Friday, October 18, 2013

WTCHS / Das Rad split on Perdu records


The future holds some serious changes for WTCHS. I first came across these guys as part of a four way split on Out of Sound Records and loved their choice to record their dark post-punk in such a damaged, raw style. They stood out being so committed to this extreme sound, like Lust For Youth, it was a deliberate choice, especially now hearing this latest. They way they used fidelity as another element in setting this mood is headed into the studio this coming year and I'm really interested to hear how this sound is going to evolve. A good split should also introduce a similar band to fans of either side and Das Rad take a crisper studio approach, full of dense layers of a different kind.

A-Side's WTCHS "Overkilmer/Some Girls" fades into feedback or just a single sine wave tone that leads straight to damaged underwater rock, the greatest pop song swirling under a haze of pop psych peering out of the fog of an old AM radio or from the neighbors walls next door sounding even more mysterious but so catchy. They have a great sense of dark pop while adding fuzzy layers of mystery not letting you in to clearly witness this like a heavier dense Blessure Grave. I was listening to the bandcamp version of the tracks and this could only be improved on a lathe cut. It's throbbing the whole time, buried guitars that run right into what must be the "Some Girls" part of this that's even darker in new ways. Never in obvious goth elements this even has a crazy energy with straining vocals that become another instrument unintelligible, just vocalizations at this point. Fucking great, I love this texture especially since they seem to be putting things to vinyl based directly on their live experience. Wish they would venture south from Hamilton, Ontario to the busted ceiling tiled space of Death by Audio.

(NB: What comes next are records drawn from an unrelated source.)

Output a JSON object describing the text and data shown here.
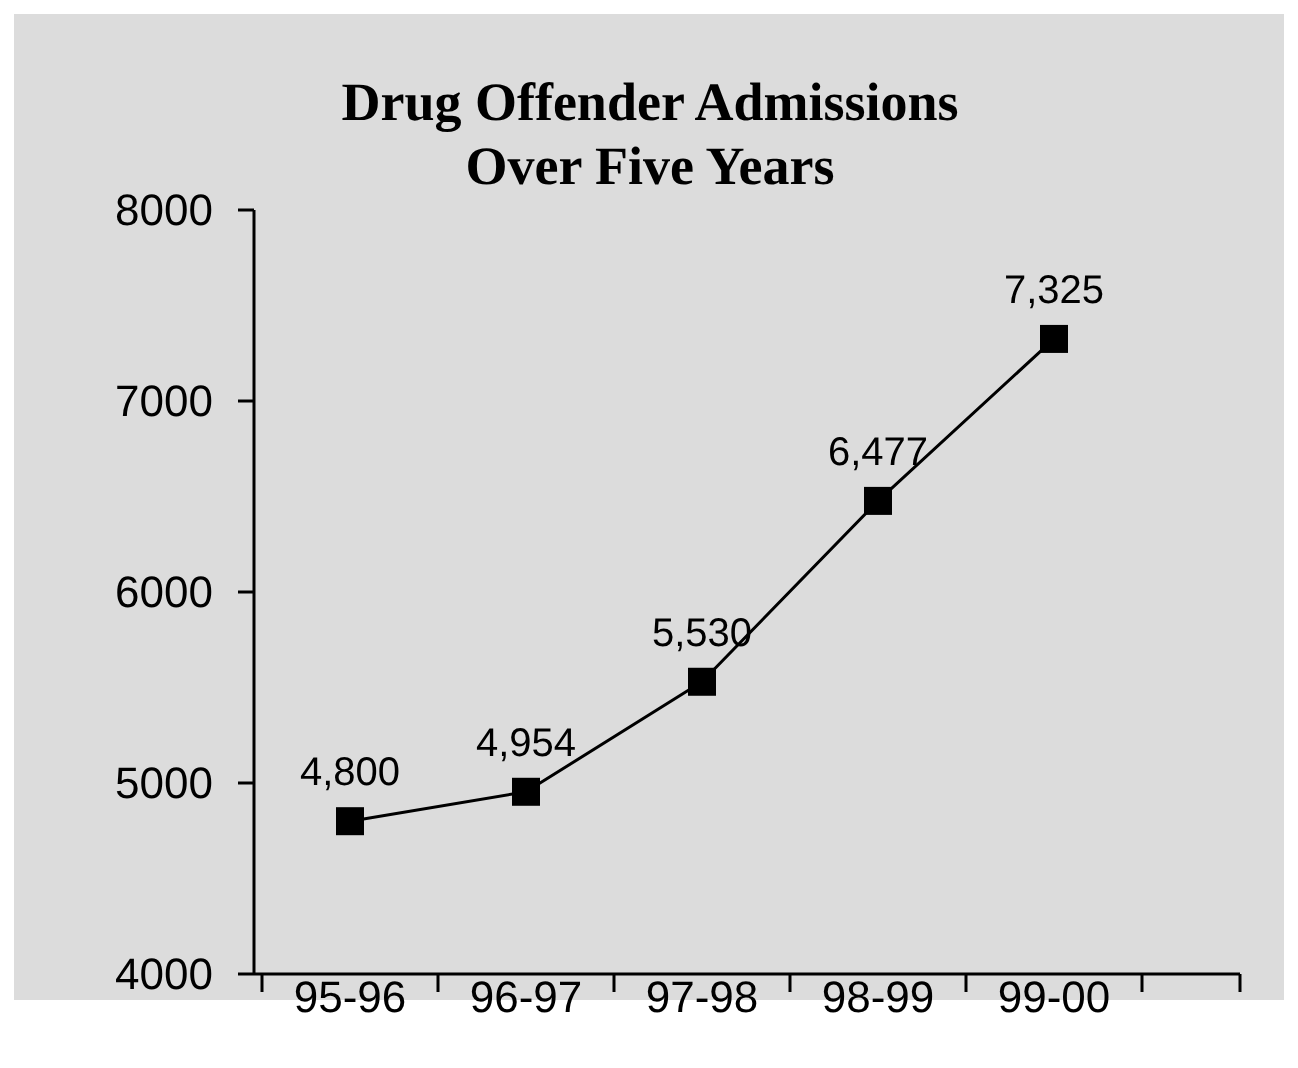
{
  "chart_data": {
    "type": "line",
    "title": "Drug Offender Admissions\nOver Five Years",
    "categories": [
      "95-96",
      "96-97",
      "97-98",
      "98-99",
      "99-00"
    ],
    "values": [
      4800,
      4954,
      5530,
      6477,
      7325
    ],
    "value_labels": [
      "4,800",
      "4,954",
      "5,530",
      "6,477",
      "7,325"
    ],
    "color": "#000000",
    "marker": "square",
    "line_style": "solid",
    "ylim": [
      4000,
      8000
    ],
    "yticks": [
      4000,
      5000,
      6000,
      7000,
      8000
    ],
    "grid": false
  }
}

Das Rad's side opens with "Space Cake" which is infinitely clearer and punchy, blowing in with dirty fuzzed out and glitching guitars over sludgy vocals in this faster tempo offering. Still impossible to make out lyrics under the levels of distortion but like peeling off the earplugs after WTCHS. Things aren't much more optimistic though this comes off as a more aggressive vision of the apocalypse. Feedback opens "Heavy Flow" and a tom tambourine beat in some kind of doom psych? That's a new one. Heavy guitar chunks and more feminine and melodic vocals, a buried hazy English sound with lots of 'da da's' even, how'd they end up in this underwater sunny place in an endgame that Jesus and Mary Chain started. This is super catchy, a pumped up MBV, insanely dense with subdued roaring like a muffled crowd of wild animals. The echo evenly bouncing between the headphones I'm envious of the amount of sound they can tame here. The tracks barely have time to fade out trying to get these both on this single. Excellent tracks from both should lead to a repress or even full lengths soon?

Pick this up from Perdu Records if they have any left.